Abu Dhabi Wants Out of Its Deal to Buy Citigroup Stock

abu-dhabi-wants-out-of-citigroup-stock-dealImagine agreeing to pay between $31.83 and $37.24 a share now for Citigroup (C). With the stock closing below $4 Tuesday, anyone would say "no deal" to such an offer today. But that's exactly the deal the Abu Dhabi Investment Authority struck in 2007 when it agreed to invest $7.5 billion in Citigroup. The ADIA pumped billions into Citigroup in exchange for an 11% dividend until March of next year. Then, over 18 months starting on March 15, those equity units get converted into common stock -- at those $30-plus price levels. Needless to say, while that dividend looked great to the ADIA at the time, the price to swap now makes it a really bad bargain.

So Abu Dhabi, which just bailed out Dubai with a $10 billion loan, is looking to escape the Citi deal, and is also suing the company for $4 billion in damages, alleging "fraudulent misrepresentations." The experts who talked with Bloombergand The Wall Street Journal believe Abu Dhabi's chances of winning its court case are slim, but it may be able to use the suit as a lever to negotiate a more reasonable price at which to swap the stock. Paying over $30 for a share of stock that closed at $3.56 on Tuesday is clearly ridiculous. Still, even with the lawsuit, Abu Dhabi will likely take a loss on the deal.

The Citigroup equity units that ADIA purchased require the bank to remarket junior-ranking debt securities. The proceeds from the sale would then be used to buy Citigroup common stock in four equal installments between March 15, 2010, and Sept. 15, 2011. The equity units could be swapped for as many as 235.6 million shares.

Other sovereign wealth funds have fared much better with their Citigroup deals:
  • The Kuwait Investment Authority sold its stake in Citigroup for $4.1 billion and made a $1.1 billion profit.
  • Singapore Investment Corp. cut its stake in Citigroup to less than 5% from more than 9% and gained $1.6 billion
As part of Citigroup's deal to exit the Troubled Asset Relief Program, the U.S. government plans to sell as much as $5 billion of its common stock soon and will unload the rest over the next six to 12 months. The government is expected to make at least a $13 billion profit on the deal. Citigroup also plans to issue $17 billion in common stock and $3.5 billion in "tangible equity units" to repay TARP funds.

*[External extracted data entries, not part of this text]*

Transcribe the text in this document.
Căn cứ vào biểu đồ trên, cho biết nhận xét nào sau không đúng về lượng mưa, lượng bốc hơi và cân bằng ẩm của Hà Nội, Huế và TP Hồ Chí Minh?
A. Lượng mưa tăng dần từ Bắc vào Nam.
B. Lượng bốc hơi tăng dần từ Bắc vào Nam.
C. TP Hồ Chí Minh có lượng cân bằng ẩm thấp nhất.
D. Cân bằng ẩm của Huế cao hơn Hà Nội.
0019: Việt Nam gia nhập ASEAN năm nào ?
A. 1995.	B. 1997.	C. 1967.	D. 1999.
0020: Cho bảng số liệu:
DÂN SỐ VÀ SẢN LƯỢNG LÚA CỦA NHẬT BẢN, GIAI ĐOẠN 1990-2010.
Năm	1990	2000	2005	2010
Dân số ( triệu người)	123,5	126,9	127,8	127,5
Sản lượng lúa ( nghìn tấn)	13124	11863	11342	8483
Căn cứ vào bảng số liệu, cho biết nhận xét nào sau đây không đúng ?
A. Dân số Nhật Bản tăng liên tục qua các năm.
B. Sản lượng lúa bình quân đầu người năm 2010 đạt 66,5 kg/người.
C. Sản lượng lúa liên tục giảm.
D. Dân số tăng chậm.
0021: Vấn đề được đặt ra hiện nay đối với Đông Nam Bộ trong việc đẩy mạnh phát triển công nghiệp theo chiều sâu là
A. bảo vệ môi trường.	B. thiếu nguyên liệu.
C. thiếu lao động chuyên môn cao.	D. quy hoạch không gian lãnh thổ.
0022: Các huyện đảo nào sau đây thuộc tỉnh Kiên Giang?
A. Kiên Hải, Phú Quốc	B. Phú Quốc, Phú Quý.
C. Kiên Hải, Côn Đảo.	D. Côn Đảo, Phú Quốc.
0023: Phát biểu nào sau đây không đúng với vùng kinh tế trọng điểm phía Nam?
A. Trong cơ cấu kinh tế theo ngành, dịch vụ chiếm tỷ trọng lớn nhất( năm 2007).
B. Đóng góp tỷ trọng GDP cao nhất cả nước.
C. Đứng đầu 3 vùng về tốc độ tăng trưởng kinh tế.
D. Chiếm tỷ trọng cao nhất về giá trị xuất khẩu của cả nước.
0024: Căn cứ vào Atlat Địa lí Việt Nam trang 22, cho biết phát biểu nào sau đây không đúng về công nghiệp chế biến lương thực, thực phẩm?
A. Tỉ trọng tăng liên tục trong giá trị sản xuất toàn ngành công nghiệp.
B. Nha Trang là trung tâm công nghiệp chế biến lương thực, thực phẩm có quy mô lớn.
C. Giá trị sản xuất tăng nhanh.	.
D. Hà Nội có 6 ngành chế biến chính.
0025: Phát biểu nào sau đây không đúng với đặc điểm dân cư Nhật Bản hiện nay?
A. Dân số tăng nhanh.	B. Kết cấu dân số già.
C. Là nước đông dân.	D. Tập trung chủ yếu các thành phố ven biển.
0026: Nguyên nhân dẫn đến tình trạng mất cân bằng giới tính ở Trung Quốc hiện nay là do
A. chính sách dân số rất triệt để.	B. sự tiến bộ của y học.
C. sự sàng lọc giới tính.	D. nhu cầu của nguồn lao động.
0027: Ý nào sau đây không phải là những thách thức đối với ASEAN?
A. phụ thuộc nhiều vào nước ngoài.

With all these shares changing hands, the downward pressure on Citigroup stock will likely continue well past March 15, 2010, the date upon which Abu Dhabi's stake begins to convert to common stock.

Bending the Tax Rules

In a related story, the Treasury Department and the IRS agreed to help Citigroup prop up its share price by foregoing billions of dollars in potential tax payments as part of its deal to wean the company from TARP, according to a story in The Washington Post. Last Friday, the IRS issued an exception to long-standing tax rules that will allow Citigroup and a few other companies partially owned by the government to retain billions of dollars worth of tax breaks that otherwise would have declined in value when the government sold its shares to private investors.

U.S. taxpayers could be taking a larger loss in tax revenue than Abu Dhabi is taking on its stock swap, depending on future profits of Citigroup. At the end of the third quarter, Citigroup said the value of its recent losses was $38 billion. The deal granted by the IRS will allow Citigroup to avoid paying taxes on its next $38 billion in profits. While no one can set a precise value on this deal because it depends on Citigroup's future profitability and other factors, experts believe Citi will save at least several billion dollars as a result of the IRS rule change.

Looks like both U.S. taxpayers and the sovereign investors of Abu Dhabi will be getting the short end of the stick as Citigroup rebuilds its balance sheet and moves slowly back toward profitability.